Ameh (2013) in his study supported the assertion that there is an upsurge in female criminality in Nigeria by indicating an increase of 1001, representing 16.4 percent increase in the number of admission into the prison between 2007 and 2009. Further probe into the data presented on table 1 revealed that female criminality is not only on the increase numerically, but also on the increase in the severity of offences committed, because in 2007 female offenders charged for capital offences (armed robbery, robbery and murder) are 720 representing 11.7 percent, while in 2009 there is 3.5 percent increase in the number of female offenders admitted into Nigerian prisons, represented by 1087 (15.2%). This data indicates that women are not only committing crimes that are ascribed to them as noted by Feminism and Crime (2009) but are now competing seriously with their male counterpart.

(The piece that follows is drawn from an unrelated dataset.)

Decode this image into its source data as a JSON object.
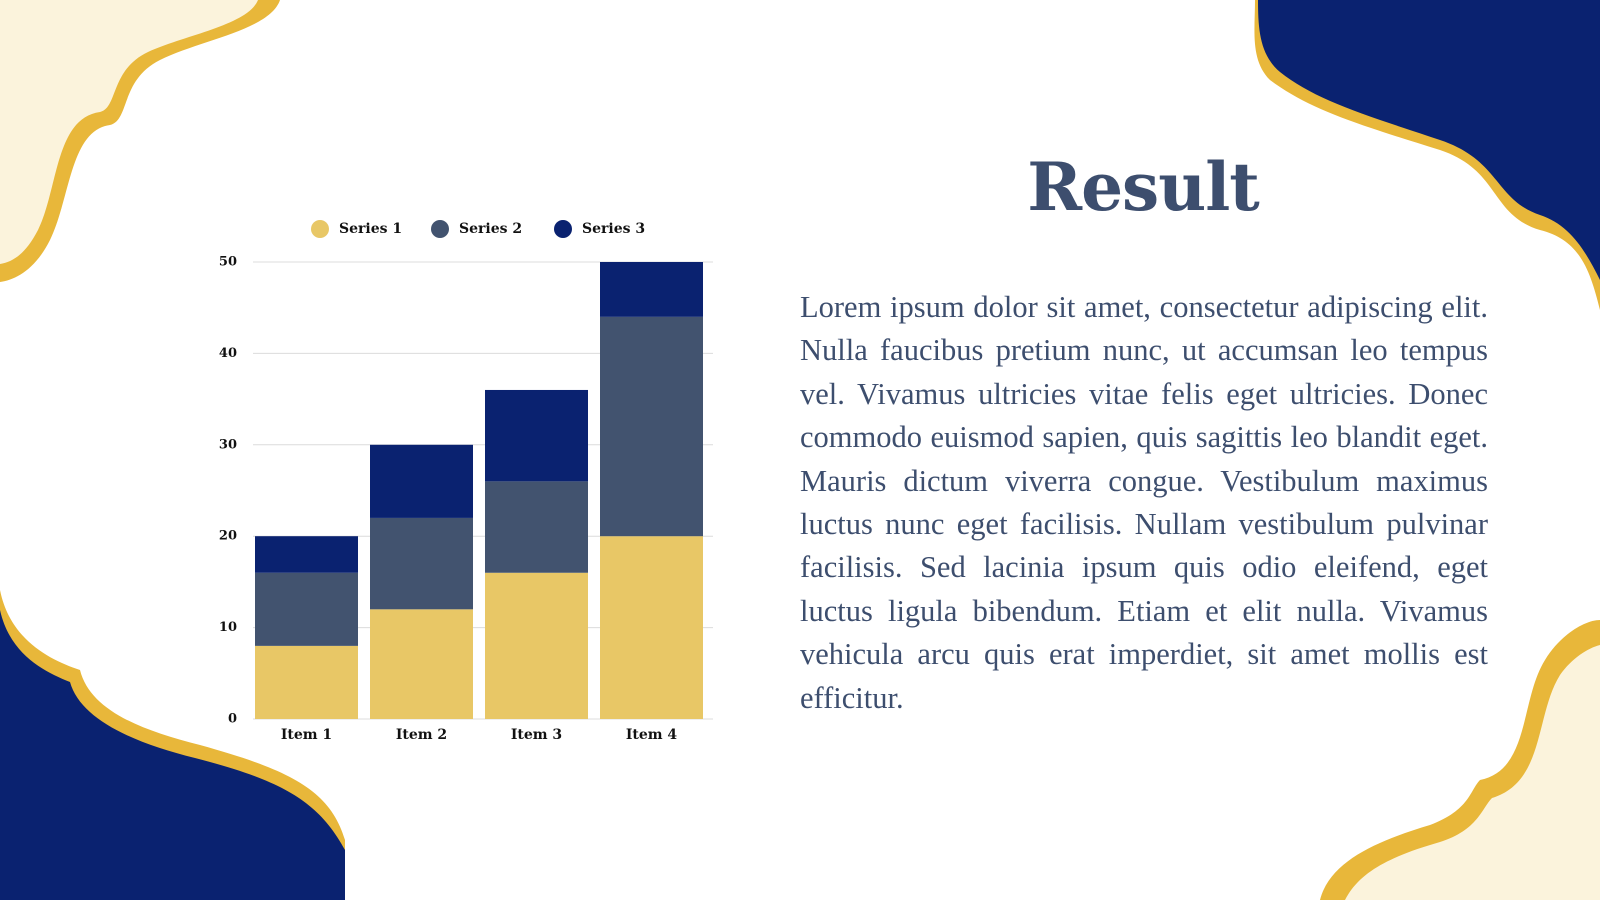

Contemporary explanation of female criminality was summarized into nine correlated points by Steffensmeier and Schwartz (2013); the duo reviewed hypotheses and evaluated them based on the findings of empirical data. Below are their submissions:
Law and the Organisational Management of Crime: Change in female arrest trends are due to more efficient official responses to criminality rather than to actual changes in criminal behaviour among females.

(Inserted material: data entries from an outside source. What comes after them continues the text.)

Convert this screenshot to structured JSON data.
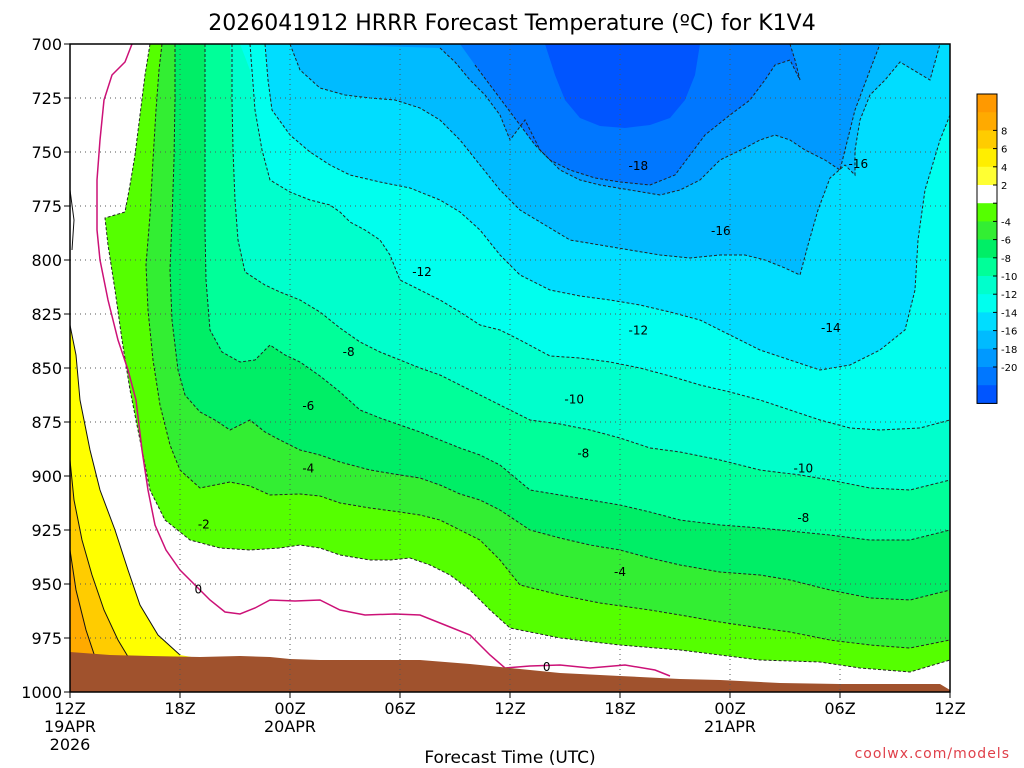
{
  "chart_data": {
    "type": "heatmap",
    "title": "2026041912 HRRR Forecast Temperature (ºC) for K1V4",
    "xlabel": "Forecast Time (UTC)",
    "ylabel": "",
    "credit": "coolwx.com/models",
    "y_ticks": [
      "700",
      "725",
      "750",
      "775",
      "800",
      "825",
      "850",
      "875",
      "900",
      "925",
      "950",
      "975",
      "1000"
    ],
    "y_range": [
      700,
      1000
    ],
    "x_range_hours": [
      0,
      48
    ],
    "x_ticks": [
      {
        "label": "12Z",
        "date": "19APR",
        "year": "2026"
      },
      {
        "label": "18Z",
        "date": "",
        "year": ""
      },
      {
        "label": "00Z",
        "date": "20APR",
        "year": ""
      },
      {
        "label": "06Z",
        "date": "",
        "year": ""
      },
      {
        "label": "12Z",
        "date": "",
        "year": ""
      },
      {
        "label": "18Z",
        "date": "",
        "year": ""
      },
      {
        "label": "00Z",
        "date": "21APR",
        "year": ""
      },
      {
        "label": "06Z",
        "date": "",
        "year": ""
      },
      {
        "label": "12Z",
        "date": "",
        "year": ""
      }
    ],
    "grid": true,
    "colorbar": {
      "labels": [
        "8",
        "6",
        "4",
        "2",
        "",
        "-4",
        "-6",
        "-8",
        "-10",
        "-12",
        "-14",
        "-16",
        "-18",
        "-20"
      ],
      "colors": [
        "#ff9900",
        "#ffaa00",
        "#ffcc00",
        "#ffee00",
        "#ffff33",
        "#ffffff",
        "#55ff00",
        "#33ee33",
        "#00ee66",
        "#00ff99",
        "#00ffcc",
        "#00ffee",
        "#00ddff",
        "#00bbff",
        "#0099ff",
        "#0077ff",
        "#0055ff"
      ]
    },
    "contour_labels": [
      {
        "text": "-18",
        "t": 31.0,
        "p": 757
      },
      {
        "text": "-16",
        "t": 43.0,
        "p": 756
      },
      {
        "text": "-16",
        "t": 35.5,
        "p": 787
      },
      {
        "text": "-14",
        "t": 41.5,
        "p": 832
      },
      {
        "text": "-12",
        "t": 19.2,
        "p": 806
      },
      {
        "text": "-12",
        "t": 31.0,
        "p": 833
      },
      {
        "text": "-10",
        "t": 27.5,
        "p": 865
      },
      {
        "text": "-10",
        "t": 40.0,
        "p": 897
      },
      {
        "text": "-8",
        "t": 15.2,
        "p": 843
      },
      {
        "text": "-8",
        "t": 28.0,
        "p": 890
      },
      {
        "text": "-8",
        "t": 40.0,
        "p": 920
      },
      {
        "text": "-6",
        "t": 13.0,
        "p": 868
      },
      {
        "text": "-4",
        "t": 13.0,
        "p": 897
      },
      {
        "text": "-4",
        "t": 30.0,
        "p": 945
      },
      {
        "text": "-2",
        "t": 7.3,
        "p": 923
      },
      {
        "text": "0",
        "t": 7.0,
        "p": 953
      },
      {
        "text": "0",
        "t": 26.0,
        "p": 989
      }
    ]
  }
}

Net widening and changes in law: Changes in law enforcement and in statutory law toward targeting less serious forms of law-violating (especially for violence) has increased the pool of female offenders at risk for arrest, since females are disproportionately involved in the less serious forms of law-violating. A more punitive political environment has been an important factor in the net widening process.
Gender equality and female emancipation: The improved status of women, particularly their advances in the paid workforce, offers females more desire and opportunity to commit crime.

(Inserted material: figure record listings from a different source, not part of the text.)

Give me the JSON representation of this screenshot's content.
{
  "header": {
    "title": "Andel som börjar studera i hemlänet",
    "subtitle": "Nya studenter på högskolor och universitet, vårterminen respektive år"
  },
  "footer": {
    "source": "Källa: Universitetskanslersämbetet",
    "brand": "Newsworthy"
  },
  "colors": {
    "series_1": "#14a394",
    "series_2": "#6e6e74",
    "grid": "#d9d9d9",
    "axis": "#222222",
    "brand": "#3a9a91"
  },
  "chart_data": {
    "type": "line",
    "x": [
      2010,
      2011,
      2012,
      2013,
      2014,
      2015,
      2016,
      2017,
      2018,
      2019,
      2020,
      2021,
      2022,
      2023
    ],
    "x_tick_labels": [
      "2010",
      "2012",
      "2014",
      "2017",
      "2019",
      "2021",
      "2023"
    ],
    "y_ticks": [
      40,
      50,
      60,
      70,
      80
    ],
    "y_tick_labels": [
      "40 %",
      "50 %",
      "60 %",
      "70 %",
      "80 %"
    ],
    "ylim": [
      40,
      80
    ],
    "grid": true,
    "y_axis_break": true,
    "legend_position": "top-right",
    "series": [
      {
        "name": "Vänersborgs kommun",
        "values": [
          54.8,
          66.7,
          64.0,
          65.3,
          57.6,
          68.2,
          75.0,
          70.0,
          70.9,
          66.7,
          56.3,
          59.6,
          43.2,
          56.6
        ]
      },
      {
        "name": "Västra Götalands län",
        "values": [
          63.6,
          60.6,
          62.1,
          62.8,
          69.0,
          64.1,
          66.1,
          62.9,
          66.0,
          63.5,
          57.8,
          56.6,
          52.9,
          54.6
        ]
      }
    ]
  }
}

Increased economic marginalisation of women: Higher levels of economic insecurity faced by large sub-groups of women in American society increases the pressure to commit (especially) consumer-based crimes.
Increase inner-city community disorganisation: A growing detachment of many inner-city minorities from mainstream institutions, like education and employment, leads to weakened social controls and to adaptive strategies that include crime. The effects of weakened social controls are especially detrimental to female conformity.
Expanded opportunities for female-type crimes: Shifts in pattern of productive activity, including increased consumerism and the availability of consumer goods and greater reliance on a credit-based system, have expanded opportunities for “female-type” crimes more rapidly than “male-type” crimes.
Changes in the underworld: Recent changes in the criminal underworld, such as the reduced supply of male crime partners due to increased incarceration rates and the emerging dominance of drug trafficking, have augmented the prospects for female involvement.
Trends in drug dependency: Drug addiction amplifies income-generating crime for both sexes, but more so for females than males. Also, the likely incapacitation effects of locking up chronic , high-risk male offenders has opened up slots for females in drug and other crime networks while also tending to diminish overall levels of male offending.
Crime prevention programmes targeting male offenders: Implementation of crime prevention programmes aimed at male offenders has reduced male offending for some crimes, thereby narrowing the gender gap.